Traditional treatments for addiction have involved finding a less addictive drug such as methadone to help reduce heroin dependency, or using a nicotine patch to help stop smoking. Another drug, Vivitrol, has been used to treat alcoholism and opium addiction. There are even anti-smoking pills that don’t act as drug mimics but instead inhibit the neural receptors.
A vaccine approach pursued since the 1970s, has only recently been able to see dramatic progress in creating cocaine immunity. Dr. Ronald Crystal, at Weill Cornell Medical College, has led a team that has produced a vaccine to treat cocaine addiction.
The vaccine was created from a modified version of the adenovirus, the virus for the common cold, discarding the content that causes colds and using the remainder as a carrier medium. A molecule constructed to resemble cocaine is injected into the adenovirus and when a human is vaccinated results in an immune system response. The reason for using the adenovirus is simple. Most addictive drugs are too small for detection by the immune system which allows them to get by the body’s defences. By combining the synthesized drug molecules with a carrier already recognized as pathogen, the immune system learns to attack the smaller drug molecules as pathogens as well so they never reach the neural receptors of the brain. In laboratory tests the vaccine’s effect lasted more than 13 weeks causing an immune response anytime mice “snorted” cocaine.

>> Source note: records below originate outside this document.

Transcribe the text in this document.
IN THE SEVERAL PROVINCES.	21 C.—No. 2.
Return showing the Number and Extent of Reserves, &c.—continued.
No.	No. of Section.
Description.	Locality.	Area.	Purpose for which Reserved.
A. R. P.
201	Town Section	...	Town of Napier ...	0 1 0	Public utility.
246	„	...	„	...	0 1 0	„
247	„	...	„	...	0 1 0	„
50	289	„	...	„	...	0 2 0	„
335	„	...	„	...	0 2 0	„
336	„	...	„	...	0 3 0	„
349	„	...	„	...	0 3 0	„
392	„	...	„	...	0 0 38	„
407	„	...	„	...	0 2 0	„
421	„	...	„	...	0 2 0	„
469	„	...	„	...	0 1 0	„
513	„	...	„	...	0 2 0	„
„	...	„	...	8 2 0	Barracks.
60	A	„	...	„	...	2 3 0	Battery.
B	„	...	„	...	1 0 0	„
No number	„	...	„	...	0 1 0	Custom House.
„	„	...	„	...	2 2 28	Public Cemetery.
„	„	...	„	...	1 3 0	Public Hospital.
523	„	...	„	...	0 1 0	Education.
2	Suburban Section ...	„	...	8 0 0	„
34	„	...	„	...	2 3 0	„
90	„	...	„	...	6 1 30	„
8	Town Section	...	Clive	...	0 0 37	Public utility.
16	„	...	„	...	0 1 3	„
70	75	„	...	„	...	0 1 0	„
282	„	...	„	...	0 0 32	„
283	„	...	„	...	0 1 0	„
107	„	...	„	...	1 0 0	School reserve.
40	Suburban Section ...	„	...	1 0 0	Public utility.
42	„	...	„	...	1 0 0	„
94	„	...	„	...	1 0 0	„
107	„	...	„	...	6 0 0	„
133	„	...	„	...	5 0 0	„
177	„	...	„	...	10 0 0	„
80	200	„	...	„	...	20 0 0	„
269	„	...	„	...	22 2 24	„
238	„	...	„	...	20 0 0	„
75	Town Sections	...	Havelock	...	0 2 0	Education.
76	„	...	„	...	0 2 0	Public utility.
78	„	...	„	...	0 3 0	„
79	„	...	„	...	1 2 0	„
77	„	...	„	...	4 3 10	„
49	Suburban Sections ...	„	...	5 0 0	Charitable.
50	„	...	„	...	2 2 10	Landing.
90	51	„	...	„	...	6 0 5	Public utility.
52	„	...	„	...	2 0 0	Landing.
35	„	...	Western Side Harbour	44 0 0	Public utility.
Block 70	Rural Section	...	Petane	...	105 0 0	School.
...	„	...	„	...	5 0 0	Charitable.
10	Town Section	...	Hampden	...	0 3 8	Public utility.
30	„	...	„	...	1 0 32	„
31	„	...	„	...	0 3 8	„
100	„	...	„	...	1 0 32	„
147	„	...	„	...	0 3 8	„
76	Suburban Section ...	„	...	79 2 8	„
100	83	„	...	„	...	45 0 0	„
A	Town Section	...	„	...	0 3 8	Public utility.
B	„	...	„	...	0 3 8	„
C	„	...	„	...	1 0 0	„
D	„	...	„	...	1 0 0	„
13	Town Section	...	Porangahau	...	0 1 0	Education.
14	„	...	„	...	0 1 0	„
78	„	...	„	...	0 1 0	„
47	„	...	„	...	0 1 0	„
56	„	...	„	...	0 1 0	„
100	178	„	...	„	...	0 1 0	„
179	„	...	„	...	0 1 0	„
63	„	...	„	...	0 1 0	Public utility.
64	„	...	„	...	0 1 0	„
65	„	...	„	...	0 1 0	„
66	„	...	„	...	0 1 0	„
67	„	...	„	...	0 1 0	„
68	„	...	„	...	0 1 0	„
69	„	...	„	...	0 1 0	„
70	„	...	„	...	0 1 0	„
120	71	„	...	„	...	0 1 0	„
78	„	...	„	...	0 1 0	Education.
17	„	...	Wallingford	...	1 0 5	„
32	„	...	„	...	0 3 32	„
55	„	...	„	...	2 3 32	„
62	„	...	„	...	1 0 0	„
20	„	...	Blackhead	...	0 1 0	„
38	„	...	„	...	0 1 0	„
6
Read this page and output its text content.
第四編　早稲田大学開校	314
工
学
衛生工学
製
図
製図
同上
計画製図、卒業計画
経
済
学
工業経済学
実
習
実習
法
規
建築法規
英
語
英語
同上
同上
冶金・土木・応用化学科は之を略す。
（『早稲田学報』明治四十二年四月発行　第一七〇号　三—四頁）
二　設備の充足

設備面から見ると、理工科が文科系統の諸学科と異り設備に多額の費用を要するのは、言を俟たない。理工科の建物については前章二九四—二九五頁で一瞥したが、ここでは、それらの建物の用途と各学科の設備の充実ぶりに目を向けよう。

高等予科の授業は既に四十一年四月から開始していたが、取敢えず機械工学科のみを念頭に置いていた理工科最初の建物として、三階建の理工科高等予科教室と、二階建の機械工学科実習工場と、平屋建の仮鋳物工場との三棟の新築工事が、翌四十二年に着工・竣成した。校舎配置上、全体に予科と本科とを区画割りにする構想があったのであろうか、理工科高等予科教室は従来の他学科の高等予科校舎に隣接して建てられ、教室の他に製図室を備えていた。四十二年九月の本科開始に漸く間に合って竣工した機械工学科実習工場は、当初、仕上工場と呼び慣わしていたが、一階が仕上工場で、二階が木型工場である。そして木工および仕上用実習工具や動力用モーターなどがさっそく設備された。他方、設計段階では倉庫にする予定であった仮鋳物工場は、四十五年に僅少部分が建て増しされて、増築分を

A similar medical project has used a modified cholera bacteria as a transport mechanism with cocaine creating an immune system response to produce antibodies. In 2009 Baylor College of Medicine in Houston ran clinical trials using this cholera-based anti-addiction cocaine vaccine with 115 human subjects. The results showed a strong antibody response in 38% of patients who received the vaccine, and 45% of remained cocaine free in follow-up examinations up to 4 months after. The vaccine is currently in national clinical trials in the United States. Eventually vaccines of this type could be delivered regularly much the way some people take allergy shots, continually boosting the immune response and eliminating the negative body responses to cocaine ingestion.
Recent researchers at The Scripps Research Institute have had successful results developing a similar vaccine for heroin addiction and have tested it in animal models.
Research into vaccines focused on treating smokers for nicotine addiction is on the way. But alcoholism, the most prevalent addiction, remains untreatable through vaccination.
Considering the cost society bears to deal with addiction, policing the illegal drug trade. and the cost of incarceration for repeat drug dealers and offenders, anti-addiction vaccinations represent a better future.